San Cataldo: Keeping it Simple


Palermo’s San Cataldo church in Piazza Bellini possesses three remarkable red domes on the outside, yet on the inside, those domes illuminate an elegant, simply designed stone chapel. In contrast to its sister church La Martorana, San Cataldo, which was built around 1160, has never possessed mosaics or other such decoration.

4 thoughts on “San Cataldo: Keeping it Simple

  1. The dome-building and all the other intricate brickwork, masonry, etc. that goes into these churches you depict here just amaze me no end! And now buildings are just slapped together with little thought for beauty, quality and humanity. Thank you for showing these places and explaining them. It’s a work of love! ❤

    Liked by 1 person

  2. Saint Cataldo was a 7th century Irish saint. His monastery was in Lismore, County Waterford but his apparent desire for a life of solitude saw him venture off to Jerusalem on a pilgrimage.

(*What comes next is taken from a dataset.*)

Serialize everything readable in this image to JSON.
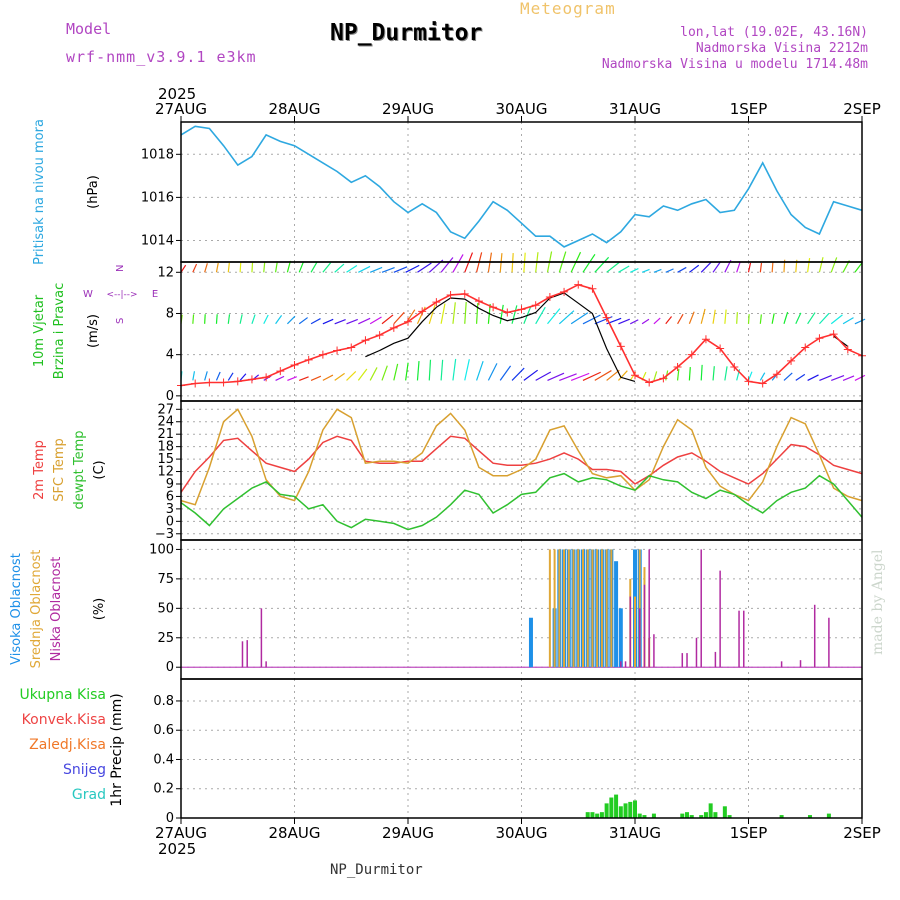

    On his return home his ship was wrecked off the Italian coast, near the city of Taranto. The people here appear to have encouraged the monk to become their bishop, and he rose to become their archbishop. Some of the miracles claimed in Catald’s name include protecting the city against the plague and floods that, apparently, had occurred in neighbouring areas.

    He is venerated all over Italy, particularly Sicily.